Fiquei na Universidade de Sheffield, no norte da Inglaterra. Muito boa na parte de engenharia, na parte de biologia é pequenininha. Me especializei em microbiologia. O Brieger que me disse: “Você vai fazer genética humana, a geração leva 20 anos, genética estuda transmissão de características de pai para filho, genética de milho leva um ano, de inseto irá levar um mês, de microrganismos a bactéria irá levar 20 minutos.”. “Isso não existe no Brasil”, ele me disse. A microbiologia estuda também a transmissão de micro características de fungo para fungo. Bactéria para bactéria. Alga para alga. Tem muito fungo que é importante porque causa doenças. Em plantas, em animais, tem muita bactéria que causa doença humana: Escherichia coli, doenças sexualmente transmissíveis. Naquela época o Brieger dizia: “Tem médico que não sabe direito porque está receitando antibiótico!”. Ele dava porque está matando a bactéria, mas não sabia porquê. O Brieger trouxe o inglês Joseph Alan Roper, esse inglês ficou uns dois meses no Brasil. Ele orientou umas quatro ou cinco pessoas. O Roper me escolheu e a uma moça chamada Nelly Neder. Fiquei três anos e meio na Inglaterra. Depois voltei para fazer um pós-doutorado em Nottingham e depois em Manchester. Ai já foi coisa de um ano, seis meses. Fui ver os Beatles na Inglaterra, quando eles não eram nem famosos ainda. Não consegui entrar no show, mas vi eles chegando! Eu morava em Sheffield que fica a uns 50 quilômetros de Liverpool. Eles foram dar um show em Sheffield no Cine Abey Dale. Fui com uns amigos, chegamos lá, estava aquela molecada de 16,17 anos, não conseguiam entrar no cinema, tudo cheio, naquele tempo eu tinha um pouco de barba, e não era comum ter barba! Foi uma época em que o mundo estava mudando, em plena guerra do Vietnam, a minissaia surgindo.  Depois fui para a Califórnia, e em Salt Lake City a capital e a cidade mais populosa do estado norte-americano do Utah. Lá conheci as instalações dos mórmons. É uma cidade tão limpa que parece que escovam a cidade o dia todo!
Piracicaba era conservadora?
Sempre foi! Eu era sócio do Clube Coronel Barbosa, frequentava os bailes.
Era a elite da elite!
Era, não era. Frequentava também o Clube Cristóvão Colombo. Os veteranos do meu tempo iam assistir ópera onde é o Teatro São José. Vieram cantores de óperas famosos para se apresentarem no Teatro São José.
O senhor ficou em mais outro país?
Fiquei uns dois meses no Japão. A Sociedade Japonesa de Progresso da Ciência que me convidou. Teve um tempo que fiquei como Diretor da Esalq, de 1991 a 1995. O Professor Akihiko Ando insistiu no convite para ir ao Japão.

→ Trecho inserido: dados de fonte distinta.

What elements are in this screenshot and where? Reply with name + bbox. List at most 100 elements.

O senhor chegou a morar na tradicional casa do Diretor da Esalq?
Eu desisti de morar naquela casa! Quem morou lá anterior a minha gestão foi Humberto de Campos. Antigamente era a Congregação da Esalq que escolhia os diretores, a minha foi a primeira eleição por votação de professores, estudantes, funcionários. 
Sendo o agronegócio um ponto forte do Brasil, qual é o papel da Esalq?

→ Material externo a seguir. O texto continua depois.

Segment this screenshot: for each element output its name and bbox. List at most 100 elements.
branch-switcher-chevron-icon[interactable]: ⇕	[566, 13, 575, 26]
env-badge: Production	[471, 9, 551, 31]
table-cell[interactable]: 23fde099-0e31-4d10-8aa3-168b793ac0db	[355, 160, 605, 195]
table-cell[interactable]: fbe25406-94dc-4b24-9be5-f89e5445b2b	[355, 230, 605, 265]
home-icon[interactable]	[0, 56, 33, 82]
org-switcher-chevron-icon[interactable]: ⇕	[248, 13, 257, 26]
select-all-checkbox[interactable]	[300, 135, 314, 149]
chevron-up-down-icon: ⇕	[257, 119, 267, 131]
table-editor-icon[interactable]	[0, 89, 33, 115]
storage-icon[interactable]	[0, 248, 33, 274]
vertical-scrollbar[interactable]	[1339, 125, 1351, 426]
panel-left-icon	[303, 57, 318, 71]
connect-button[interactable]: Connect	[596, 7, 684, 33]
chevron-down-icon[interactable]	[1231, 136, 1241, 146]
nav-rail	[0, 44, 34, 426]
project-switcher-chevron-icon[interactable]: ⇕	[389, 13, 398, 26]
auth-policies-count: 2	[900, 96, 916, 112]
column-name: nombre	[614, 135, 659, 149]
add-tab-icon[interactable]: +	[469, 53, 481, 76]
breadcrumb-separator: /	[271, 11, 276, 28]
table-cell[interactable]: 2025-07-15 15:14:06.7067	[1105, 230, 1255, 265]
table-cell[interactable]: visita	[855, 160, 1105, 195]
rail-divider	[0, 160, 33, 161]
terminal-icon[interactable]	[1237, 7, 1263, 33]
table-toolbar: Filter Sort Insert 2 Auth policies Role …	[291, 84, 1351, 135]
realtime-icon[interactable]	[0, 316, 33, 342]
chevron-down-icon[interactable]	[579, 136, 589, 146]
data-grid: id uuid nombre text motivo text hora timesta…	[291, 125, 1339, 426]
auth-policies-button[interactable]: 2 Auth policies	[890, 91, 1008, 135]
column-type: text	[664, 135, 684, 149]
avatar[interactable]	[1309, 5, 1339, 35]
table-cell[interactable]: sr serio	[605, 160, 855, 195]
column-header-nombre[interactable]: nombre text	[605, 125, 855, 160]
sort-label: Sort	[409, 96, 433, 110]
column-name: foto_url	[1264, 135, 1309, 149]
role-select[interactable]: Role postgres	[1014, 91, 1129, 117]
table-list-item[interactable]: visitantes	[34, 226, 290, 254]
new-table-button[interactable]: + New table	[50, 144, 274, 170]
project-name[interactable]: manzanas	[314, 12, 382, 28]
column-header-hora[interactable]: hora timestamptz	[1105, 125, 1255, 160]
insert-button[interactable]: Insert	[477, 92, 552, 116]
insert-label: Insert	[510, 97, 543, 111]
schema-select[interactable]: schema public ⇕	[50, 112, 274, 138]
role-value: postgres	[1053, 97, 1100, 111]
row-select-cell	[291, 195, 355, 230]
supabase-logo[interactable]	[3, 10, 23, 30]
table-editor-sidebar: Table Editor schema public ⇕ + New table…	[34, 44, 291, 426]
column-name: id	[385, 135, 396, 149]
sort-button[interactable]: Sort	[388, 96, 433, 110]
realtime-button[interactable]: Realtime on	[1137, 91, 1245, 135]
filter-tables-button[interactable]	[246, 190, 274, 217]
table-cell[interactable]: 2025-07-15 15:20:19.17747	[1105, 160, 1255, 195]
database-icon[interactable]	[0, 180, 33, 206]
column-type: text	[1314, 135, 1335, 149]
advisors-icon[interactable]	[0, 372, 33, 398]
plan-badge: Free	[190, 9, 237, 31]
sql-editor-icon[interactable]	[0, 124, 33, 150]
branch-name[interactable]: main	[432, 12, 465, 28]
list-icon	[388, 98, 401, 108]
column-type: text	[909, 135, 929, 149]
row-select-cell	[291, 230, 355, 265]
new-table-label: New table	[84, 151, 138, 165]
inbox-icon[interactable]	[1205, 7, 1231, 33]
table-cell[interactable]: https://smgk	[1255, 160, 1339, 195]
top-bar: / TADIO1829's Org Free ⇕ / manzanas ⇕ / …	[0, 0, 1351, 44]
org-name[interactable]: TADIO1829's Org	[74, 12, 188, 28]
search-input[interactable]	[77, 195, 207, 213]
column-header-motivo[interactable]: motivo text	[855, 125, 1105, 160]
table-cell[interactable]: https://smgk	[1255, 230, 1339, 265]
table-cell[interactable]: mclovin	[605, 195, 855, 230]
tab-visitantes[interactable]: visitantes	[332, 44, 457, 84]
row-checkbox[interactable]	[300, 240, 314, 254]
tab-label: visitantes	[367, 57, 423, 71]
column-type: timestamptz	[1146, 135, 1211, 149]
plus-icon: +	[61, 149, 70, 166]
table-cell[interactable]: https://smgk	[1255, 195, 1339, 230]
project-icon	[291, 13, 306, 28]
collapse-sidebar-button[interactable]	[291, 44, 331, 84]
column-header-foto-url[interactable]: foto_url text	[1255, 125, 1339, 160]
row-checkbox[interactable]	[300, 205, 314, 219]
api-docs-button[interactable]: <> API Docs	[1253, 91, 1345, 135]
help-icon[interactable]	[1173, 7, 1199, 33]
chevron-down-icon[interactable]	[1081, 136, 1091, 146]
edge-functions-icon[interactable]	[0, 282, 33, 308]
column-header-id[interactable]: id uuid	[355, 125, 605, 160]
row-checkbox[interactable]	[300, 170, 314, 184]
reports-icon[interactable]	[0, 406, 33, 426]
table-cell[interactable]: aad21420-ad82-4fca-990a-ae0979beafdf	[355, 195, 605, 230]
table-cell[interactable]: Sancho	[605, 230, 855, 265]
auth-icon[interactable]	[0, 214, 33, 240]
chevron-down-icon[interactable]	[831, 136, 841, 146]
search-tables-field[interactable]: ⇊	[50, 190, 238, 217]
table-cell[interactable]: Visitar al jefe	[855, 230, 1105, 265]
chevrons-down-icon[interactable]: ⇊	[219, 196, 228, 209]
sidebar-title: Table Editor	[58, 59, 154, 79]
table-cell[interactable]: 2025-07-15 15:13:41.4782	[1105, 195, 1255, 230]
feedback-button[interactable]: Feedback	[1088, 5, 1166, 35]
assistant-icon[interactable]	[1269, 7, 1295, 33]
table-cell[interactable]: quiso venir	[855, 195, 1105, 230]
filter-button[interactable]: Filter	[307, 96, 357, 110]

A profissão de engenheiro agrônomo é diversificada. Você pode encontrar agrônomo que é grande economista. Tem biólogo, eu sou mais biólogo do que agrônomo. Tive muito contato com os médicos Luiz Faria Pinheiro, Plinio Alves de Moraes este último foi direto da FOP Faculdade de Odontologia de Piracicaba.  Eles se interessavam muito por microbiologia, queriam saber como funcionavam as coisas.
O senhor lecionou fora de Piracicaba?
Passei quatro anos em Brasília como professor da universidade.
Quantos livros o senhor tem publicado?
Tenho uns vinte.
O senhor tem condecorações?
Tenho duas comendas, uma foi entregue pelo Presidente Fernando Henrique Cardoso e outra recebi, embora estivesse na Inglaterra, foi entregue pelo Presidente Lula. Tenho uma passagem muito curiosa. Quando Luiz de Queiroz mudou-se para São Paulo, foi residir perto da Avenida Paulista. Meu pai também morava lá perto. Meu pai tinha seis filhos, e o Luiz de Queiroz não tinha filho. O Luiz de Queiroz faleceu moço, A Dona Ermelinda, esposa de Luiz de Queiroz, guardou o enxoval para criança, só que a criança não nasceu, meu pai estava com seis filhos, tempos difíceis, Dona Ermelinda nos conhecia, ela tinha ficado viúva, ofereceu o enxoval de criança. Eu usei o enxoval que seria para o filho de Luiz de Queiroz!